French nuclear company New AREVA officially has a new name as of Tuesday: Orano.
Orano is the result of a corporate restructuring AREVA initiated in 2016 that late last year resulted in French utility EDF buying the majority stake of the company’s nuclear power business. What was left was almost entirely held by New AREVA, now Orano: nuclear materials development and waste management, encompassing mining, conversion-enrichment, used fuel recycling, nuclear logistics, dismantlement, and engineering.
That covers the U.S. subsidiary formed in early 2017 as AREVA Nuclear Materials, a spokesman confirmed Tuesday. The company does business in the United States in nuclear decommissioning and dismantlement, nuclear fuel and radioactive waste management, and environmental management, among other services, for government and commercial customers.
The rebranding does not feature “any other organizational or structural changes,” according to the AREVA Nuclear Materials spokesman.
Orano encompasses 16,000 workers and $4 billion euros ($5 billion) in revenue, a company press release says. It also has nearly 3 billion euros ($3.7 billion) of net debt, Reuters reported.

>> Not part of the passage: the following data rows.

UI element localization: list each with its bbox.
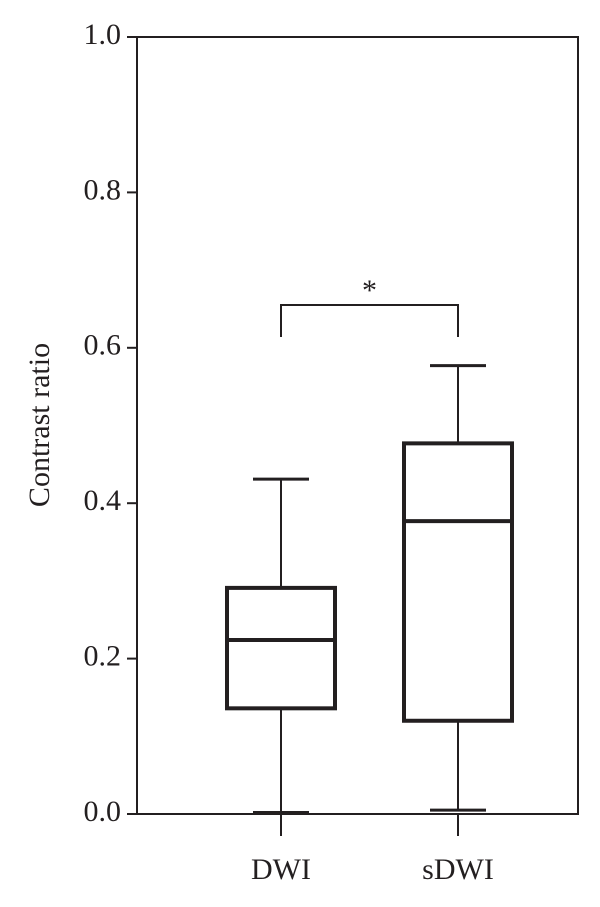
y-tick-label: 0.2 [84,639,122,672]
x-tick-label: sDWI [422,853,494,886]
significance-label: * [362,274,377,307]
y-tick-label: 0.8 [84,173,122,206]
x-tick-label: DWI [251,853,311,886]
y-tick-label: 0.0 [84,795,122,828]
box [225,585,337,711]
significance-bracket [280,304,459,337]
y-axis-label: Contrast ratio [23,343,56,507]
y-tick-label: 0.6 [84,329,122,362]
box [402,441,514,723]
y-tick-label: 0.4 [84,484,122,517]
plot-frame [136,36,579,815]
y-tick-label: 1.0 [84,18,122,51]
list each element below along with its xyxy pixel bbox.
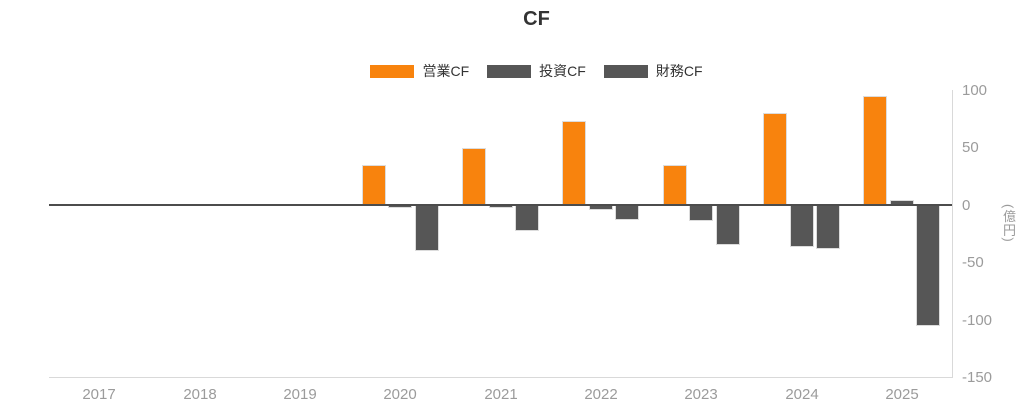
- y-tick-100: 100: [962, 82, 988, 99]
- bar-financing-cf-2021: [515, 205, 539, 231]
- bar-investing-cf-2023: [689, 205, 713, 221]
- x-tick-2023: 2023: [684, 386, 718, 403]
- bar-investing-cf-2024: [790, 205, 814, 247]
- y-axis-line: [952, 90, 953, 377]
- legend-swatch-investing-cf: [487, 64, 532, 78]
- x-tick-2022: 2022: [584, 386, 618, 403]
- bar-operating-cf-2024: [763, 113, 787, 205]
- x-tick-2018: 2018: [183, 386, 217, 403]
- y-tick--100: -100: [962, 312, 993, 329]
- legend-item-investing-cf[interactable]: 投資CF: [487, 61, 586, 81]
- bar-financing-cf-2024: [816, 205, 840, 249]
- x-tick-2019: 2019: [283, 386, 317, 403]
- x-tick-2021: 2021: [484, 386, 518, 403]
- chart-title: CF: [523, 8, 550, 30]
- chart-legend: 営業CF 投資CF 財務CF: [49, 61, 1024, 81]
- x-tick-2025: 2025: [885, 386, 919, 403]
- x-tick-2020: 2020: [383, 386, 417, 403]
- bar-operating-cf-2022: [562, 121, 586, 205]
- x-axis-line: [49, 377, 953, 378]
- legend-label-financing-cf: 財務CF: [655, 63, 703, 79]
- legend-label-operating-cf: 営業CF: [422, 63, 470, 79]
- y-tick--150: -150: [962, 369, 993, 386]
- legend-label-investing-cf: 投資CF: [539, 63, 586, 79]
- legend-item-financing-cf[interactable]: 財務CF: [603, 61, 703, 81]
- y-tick--50: -50: [962, 254, 984, 271]
- y-tick-50: 50: [962, 139, 979, 156]
- y-tick-0: 0: [962, 197, 971, 214]
- x-tick-2017: 2017: [82, 386, 116, 403]
- zero-gridline: [49, 204, 952, 206]
- legend-swatch-financing-cf: [603, 64, 648, 78]
- bar-financing-cf-2022: [615, 205, 639, 220]
- bar-operating-cf-2021: [462, 148, 486, 205]
- bar-financing-cf-2023: [716, 205, 740, 245]
- bar-financing-cf-2025: [916, 205, 940, 326]
- bar-operating-cf-2023: [663, 165, 687, 205]
- legend-swatch-operating-cf: [370, 64, 415, 78]
- bar-financing-cf-2020: [415, 205, 439, 251]
- legend-item-operating-cf[interactable]: 営業CF: [370, 61, 469, 81]
- bar-operating-cf-2020: [362, 165, 386, 205]
- y-axis-unit-label: (億円): [1001, 204, 1016, 243]
- x-tick-2024: 2024: [785, 386, 819, 403]
- bar-operating-cf-2025: [863, 96, 887, 205]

During a presentation Tuesday in Paris, Orano CEO Philippe Knoche acknowledged the challenges facing the company in the face of the 80-percent drop in uranium prices over the last 10 years as nuclear power fell out of favor globally, Reuters reported. But he said the company intends to reach cash-flow positive status and anticipates growth in the Asian nuclear sector – where negotiations on the sale of nuclear fuel reprocessing facility technology to China are “accelerating.”
“Orano symbolizes a new start. A new start that has been under preparation for several years now,” Knoche said in the release. “We have set up a new organizational structure, a new business plan, a new strategic action plan and a new social contract. Our new identity is the natural result of all this.”
The company’s name is derived from the Greek god Ouranous, known to ancient Romans as Uranus, whose name was used in creating the word uranium.